PP ini memang sudah lama dinanti. Jika mereview kembali , FTZ sudah direncanakan sejak tahun 2000. Saat itu, pemerintah mengeluarkan Perppu No 1 Tahun 2000 tentang Kawasan Perdagangan Bebas dan Pelabuhan Bebas. Kemudian ditetapkan menjadi UU No 36 Tahun 2000. Dan UU tersebut diubah dengan Perppu No.1 Tahun 2007 dan ditetapkan kembali menjadi UU No 44 Tahun 2007. UU inilah menjadi titik tolak bermulanya semangat FTZ di BBK. Kemudian pembentukan Dewan Kawasan pada 2008.

Dengan PP pelaksananya No 02/2009. Karena ternyata master list memasukkan barang, maka tuntutan pengusaha untuk merevisi kembali PP tersebut. Baru setelah 2,5 tahun berjalan PP tersebut direvisi menjadi PP 10/2012.

Namun demikian, tambah Sani, masih membutuhkan petunjuk pelaksanaan berupa Peraturan Menteri Keuangan (PMK).

"Tanpa PMK, PP ini tidak dapat berlaku efektif. ada sebanyak 20 peraturan PMK yang akan ditetapkan hingga 9 maret mendatang, yang menagatur tentang tatacara pembayaran pajak dan pasal-pasal lain yang mengatur tatacara kepabeanan," jelas Sani.

Saat wawancara dengan wartawan, Sani mengungkapkan rasa kecewanya.
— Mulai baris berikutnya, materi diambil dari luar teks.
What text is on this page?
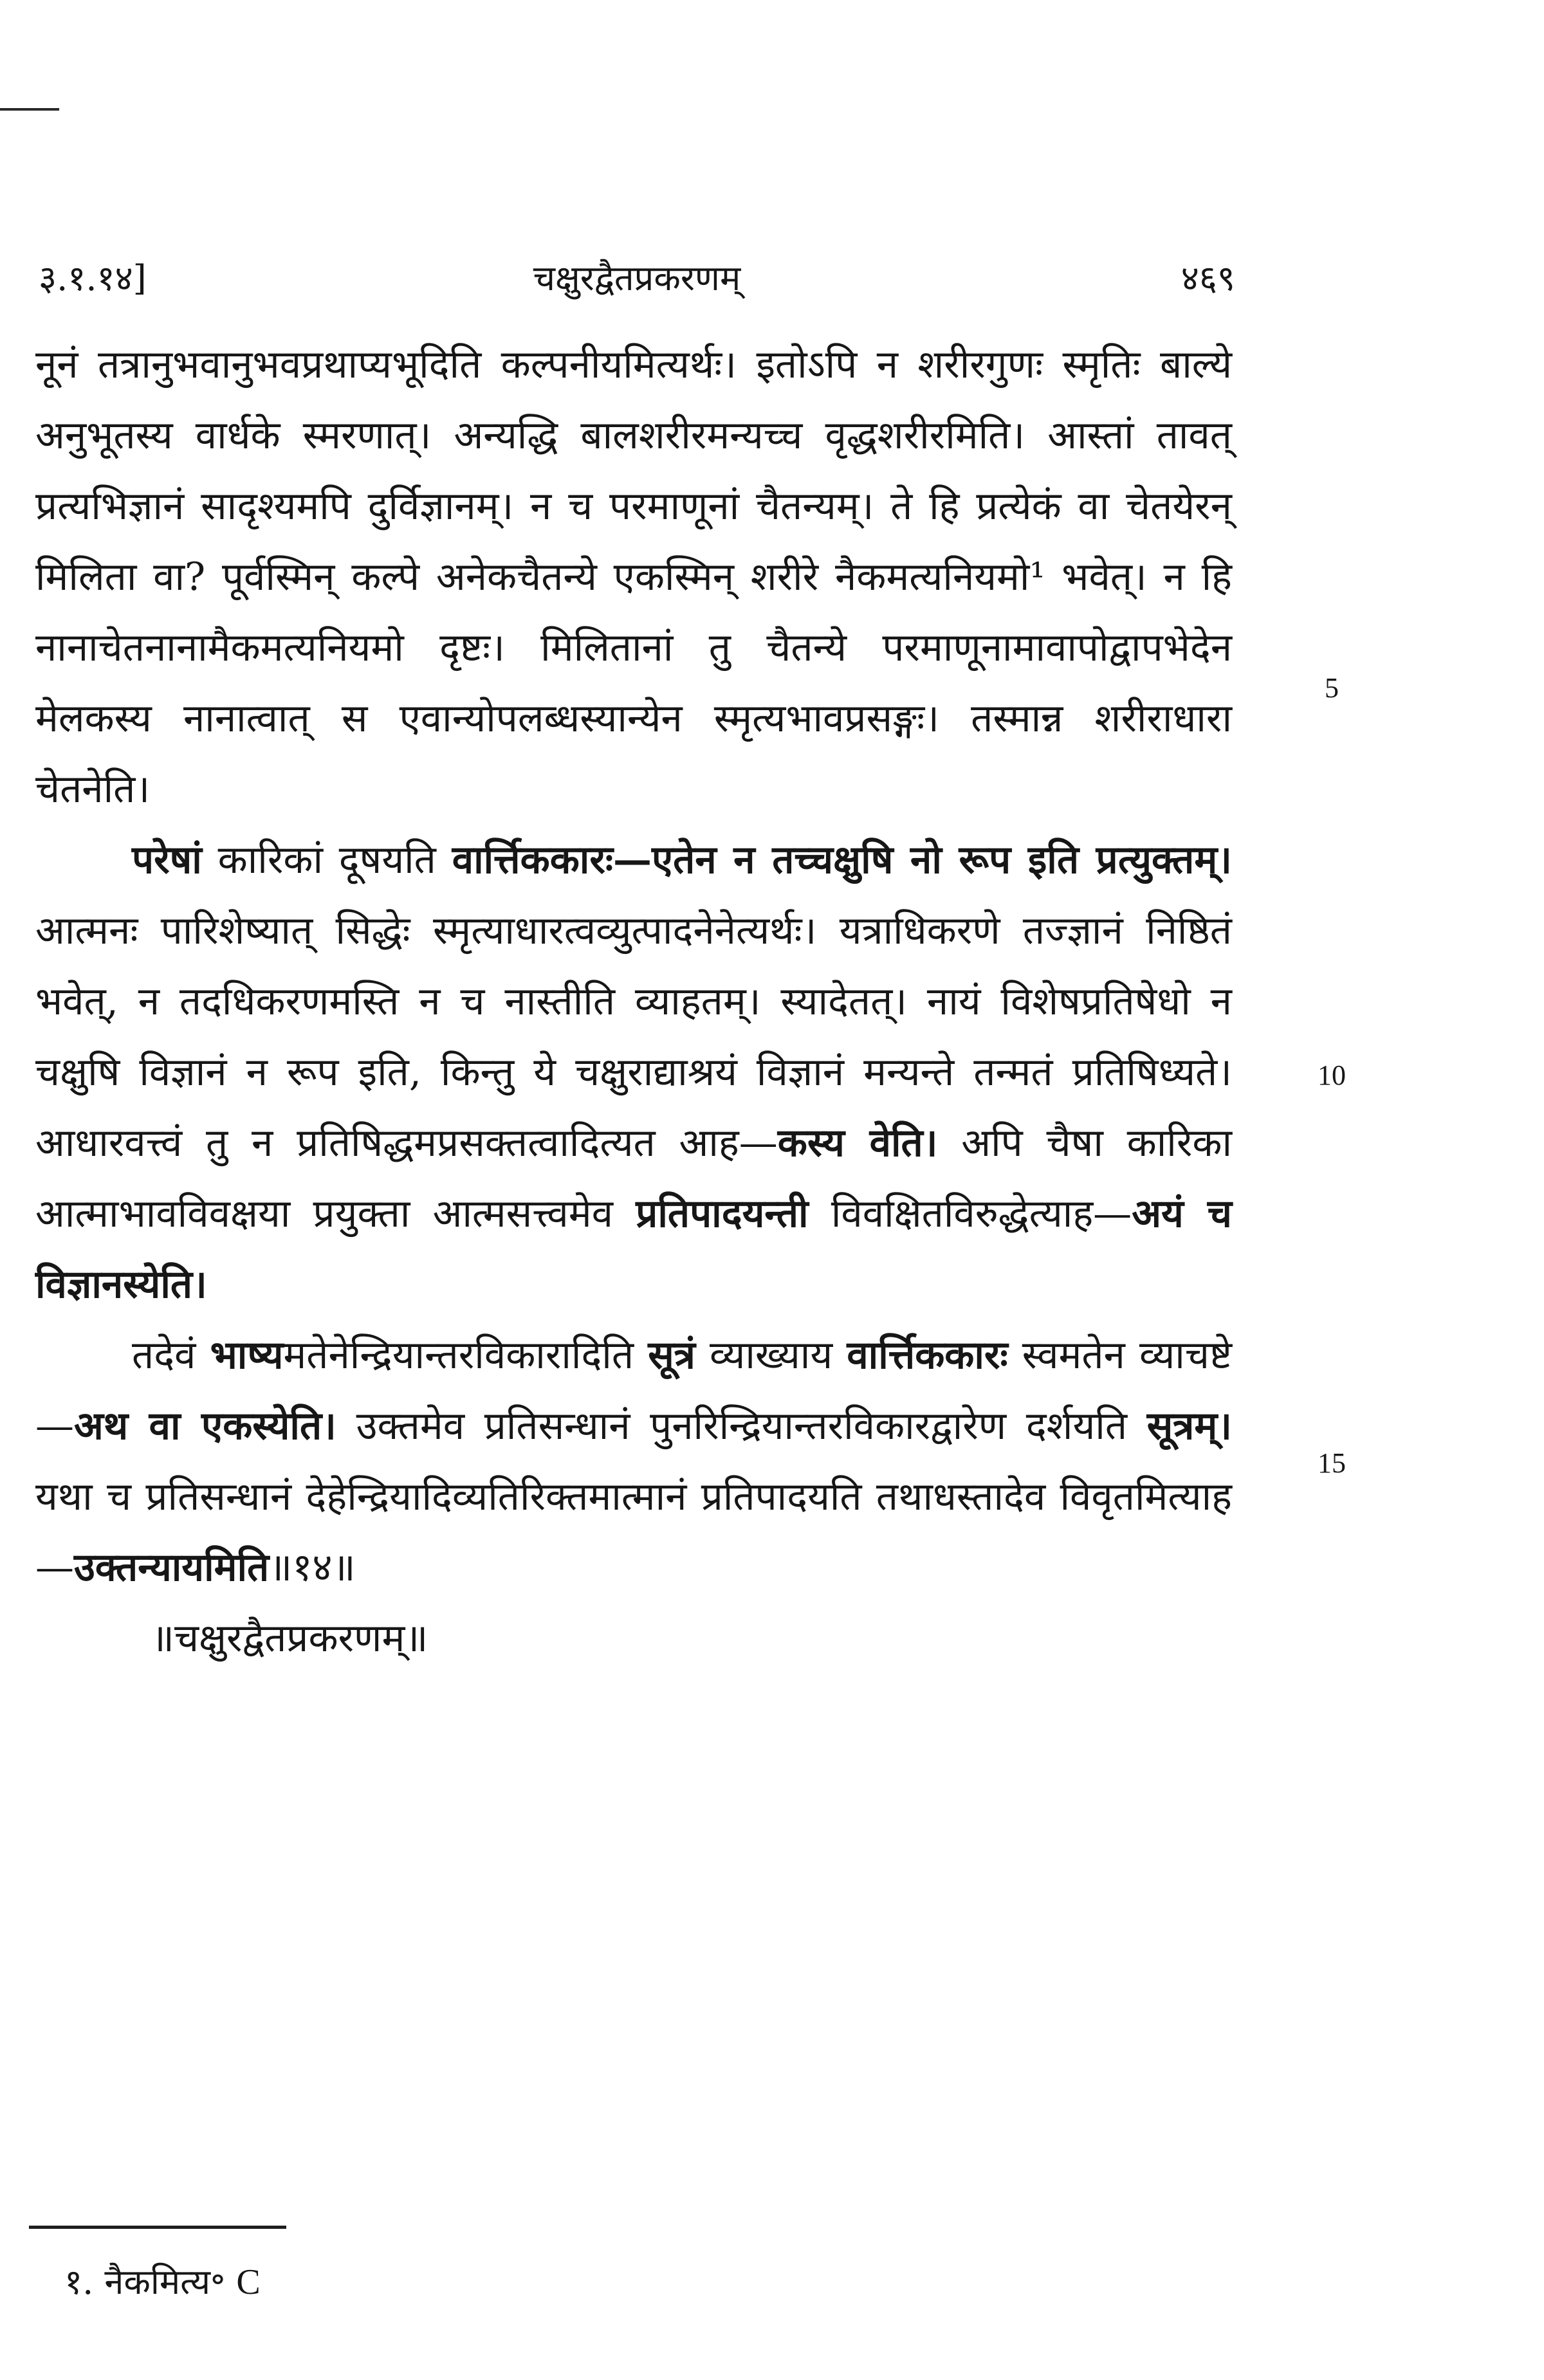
३.१.१४]	चक्षुरद्वैतप्रकरणम्	४६९

नूनं तत्रानुभवानुभवप्रथाप्यभूदिति कल्पनीयमित्यर्थः। इतोऽपि न शरीरगुणः स्मृतिः बाल्ये अनुभूतस्य वार्धके स्मरणात्। अन्यद्धि बालशरीरमन्यच्च वृद्धशरीरमिति। आस्तां तावत् प्रत्यभिज्ञानं सादृश्यमपि दुर्विज्ञानम्। न च परमाणूनां चैतन्यम्। ते हि प्रत्येकं वा चेतयेरन् मिलिता वा? पूर्वस्मिन् कल्पे अनेकचैतन्ये एकस्मिन् शरीरे नैकमत्यनियमो¹ भवेत्। न हि नानाचेतनानामैकमत्यनियमो दृष्टः। मिलितानां तु चैतन्ये परमाणूनामावापोद्वापभेदेन मेलकस्य नानात्वात् स एवान्योपलब्धस्यान्येन स्मृत्यभावप्रसङ्गः। तस्मान्न शरीराधारा चेतनेति।

परेषां कारिकां दूषयति वार्त्तिककारः—एतेन न तच्चक्षुषि नो रूप इति प्रत्युक्तम्। आत्मनः पारिशेष्यात् सिद्धेः स्मृत्याधारत्वव्युत्पादनेनेत्यर्थः। यत्राधिकरणे तज्ज्ञानं निष्ठितं भवेत्, न तदधिकरणमस्ति न च नास्तीति व्याहतम्। स्यादेतत्। नायं विशेषप्रतिषेधो न चक्षुषि विज्ञानं न रूप इति, किन्तु ये चक्षुराद्याश्रयं विज्ञानं मन्यन्ते तन्मतं प्रतिषिध्यते। आधारवत्त्वं तु न प्रतिषिद्धमप्रसक्तत्वादित्यत आह—कस्य वेति। अपि चैषा कारिका आत्माभावविवक्षया प्रयुक्ता आत्मसत्त्वमेव प्रतिपादयन्ती विवक्षितविरुद्धेत्याह—अयं च विज्ञानस्येति।

तदेवं भाष्यमतेनेन्द्रियान्तरविकारादिति सूत्रं व्याख्याय वार्त्तिककारः स्वमतेन व्याचष्टे—अथ वा एकस्येति। उक्तमेव प्रतिसन्धानं पुनरिन्द्रियान्तरविकारद्वारेण दर्शयति सूत्रम्। यथा च प्रतिसन्धानं देहेन्द्रियादिव्यतिरिक्तमात्मानं प्रतिपादयति तथाधस्तादेव विवृतमित्याह—उक्तन्यायमिति॥१४॥

॥चक्षुरद्वैतप्रकरणम्॥

5
10
15
१. नैकमित्य॰ C
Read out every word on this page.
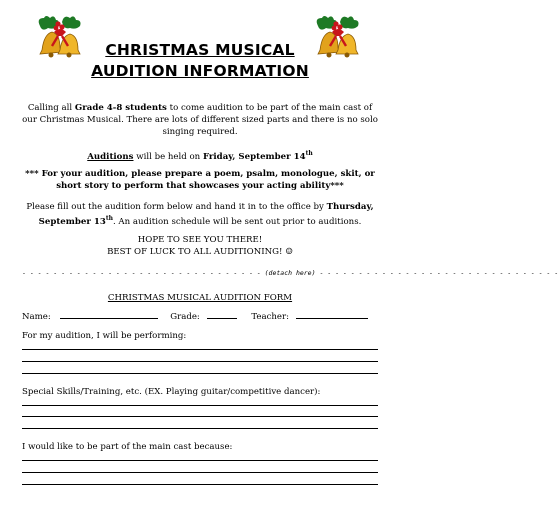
CHRISTMAS MUSICAL
AUDITION INFORMATION
Calling all Grade 4-8 students to come audition to be part of the main cast of our Christmas Musical. There are lots of different sized parts and there is no solo singing required.
Auditions will be held on Friday, September 14th
*** For your audition, please prepare a poem, psalm, monologue, skit, or short story to perform that showcases your acting ability***
Please fill out the audition form below and hand it in to the office by Thursday, September 13th. An audition schedule will be sent out prior to auditions.
HOPE TO SEE YOU THERE!
BEST OF LUCK TO ALL AUDITIONING! ☺
- - - - - - - - - - - - - - - - - - - - - - - - - - - - - - - (detach here) - - - - - - - - - - - - - - - - - - - - - - - - - - - - - - -
CHRISTMAS MUSICAL AUDITION FORM
Name:	Grade:	Teacher:
For my audition, I will be performing:
Special Skills/Training, etc. (EX. Playing guitar/competitive dancer):
I would like to be part of the main cast because:
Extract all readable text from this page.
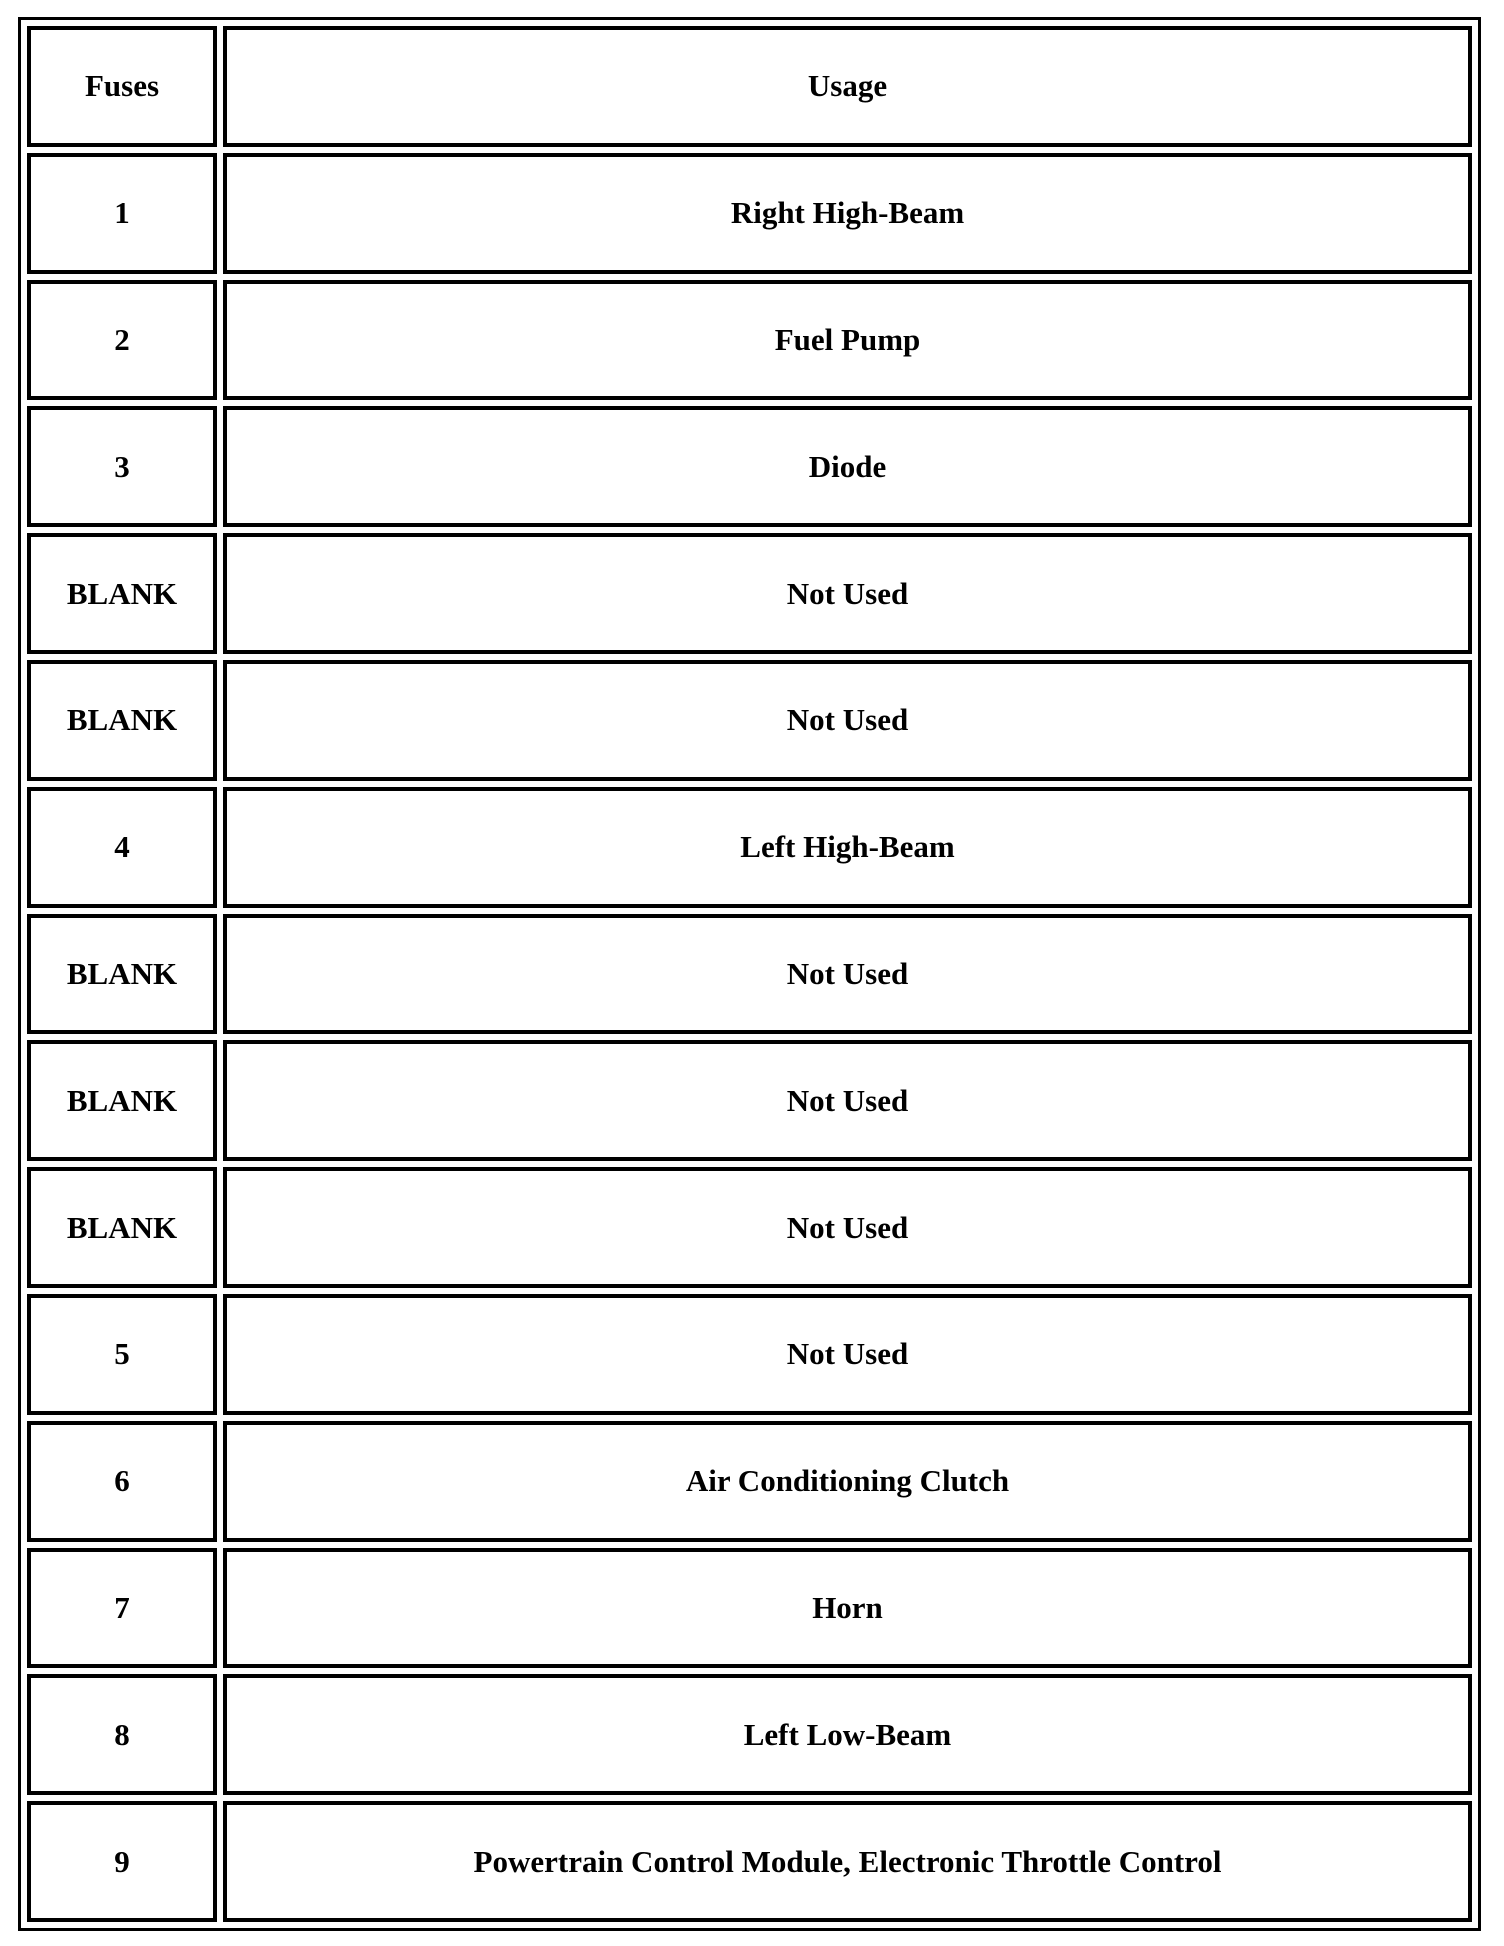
Fuses	Usage
1	Right High-Beam
2	Fuel Pump
3	Diode
BLANK	Not Used
BLANK	Not Used
4	Left High-Beam
BLANK	Not Used
BLANK	Not Used
BLANK	Not Used
5	Not Used
6	Air Conditioning Clutch
7	Horn
8	Left Low-Beam
9	Powertrain Control Module, Electronic Throttle Control
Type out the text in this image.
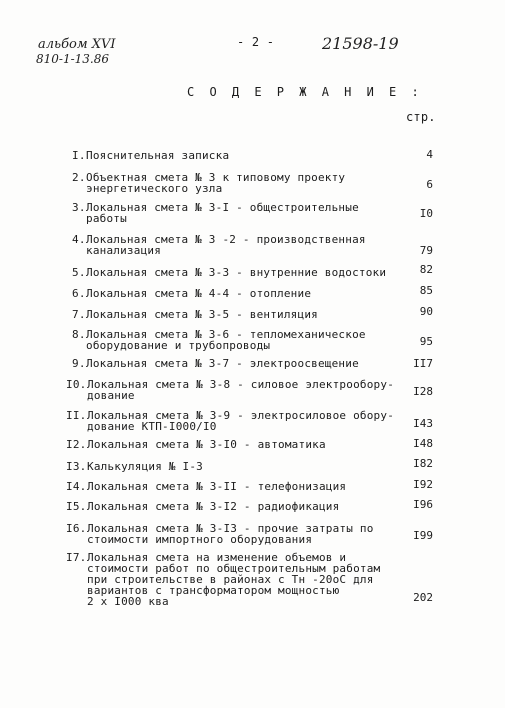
альбом XVI
810-1-13.86
- 2 -	21598-19
С О Д Е Р Ж А Н И Е :
стр.
I. Пояснительная записка	4
2. Объектная смета № 3 к типовому проекту
энергетического узла	6
3. Локальная смета № 3-I - общестроительные
работы	I0
4. Локальная смета № 3 -2 - производственная
канализация	79
5. Локальная смета № 3-3 - внутренние водостоки	82
6. Локальная смета № 4-4 - отопление	85
7. Локальная смета № 3-5 - вентиляция	90
8. Локальная смета № 3-6 - тепломеханическое
оборудование и трубопроводы	95
9. Локальная смета № 3-7 - электроосвещение	II7
I0. Локальная смета № 3-8 - силовое электрообору-
дование	I28
II. Локальная смета № 3-9 - электросиловое обору-
дование КТП-I000/I0	I43
I2. Локальная смета № 3-I0 - автоматика	I48
I3. Калькуляция № I-3	I82
I4. Локальная смета № 3-II - телефонизация	I92
I5. Локальная смета № 3-I2 - радиофикация	I96
I6. Локальная смета № 3-I3 - прочие затраты по
стоимости импортного оборудования	I99
I7. Локальная смета на изменение объемов и
стоимости работ по общестроительным работам
при строительстве в районах с Тн -20оС для
вариантов с трансформатором мощностью
2 х I000 ква	202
Pasalnya, sebelum PP yang baru direvisi, dari PP 02/2009 menjadi PP 10/2012 belum ditandatangani, para pangusaha adem ayem saja. Namun ketika disahkan, bahkan ada suara-suara untuk menolak dari PP tersebut.

"Kalau memang PP ini tidak mau diterima, terserah para pengusaha saja. Mau ditolak atau bagaimana caranya terserah. Yang jelas ini sudah ditandatangani, dan akan berlaku 9 Maret mendatang," katanya dengan nada melemah.

Katanya, perubahan PP tersebut melalui proses yang sangat panjang. Butuh waktu 2,5 tahun untuk memperjuangkannya. Dulu, sebelum adanya PP tersebut banyak pengusaha yang mendesak untuk segera dirubah. Namun setelah direvisi menjadi polemik sendiri.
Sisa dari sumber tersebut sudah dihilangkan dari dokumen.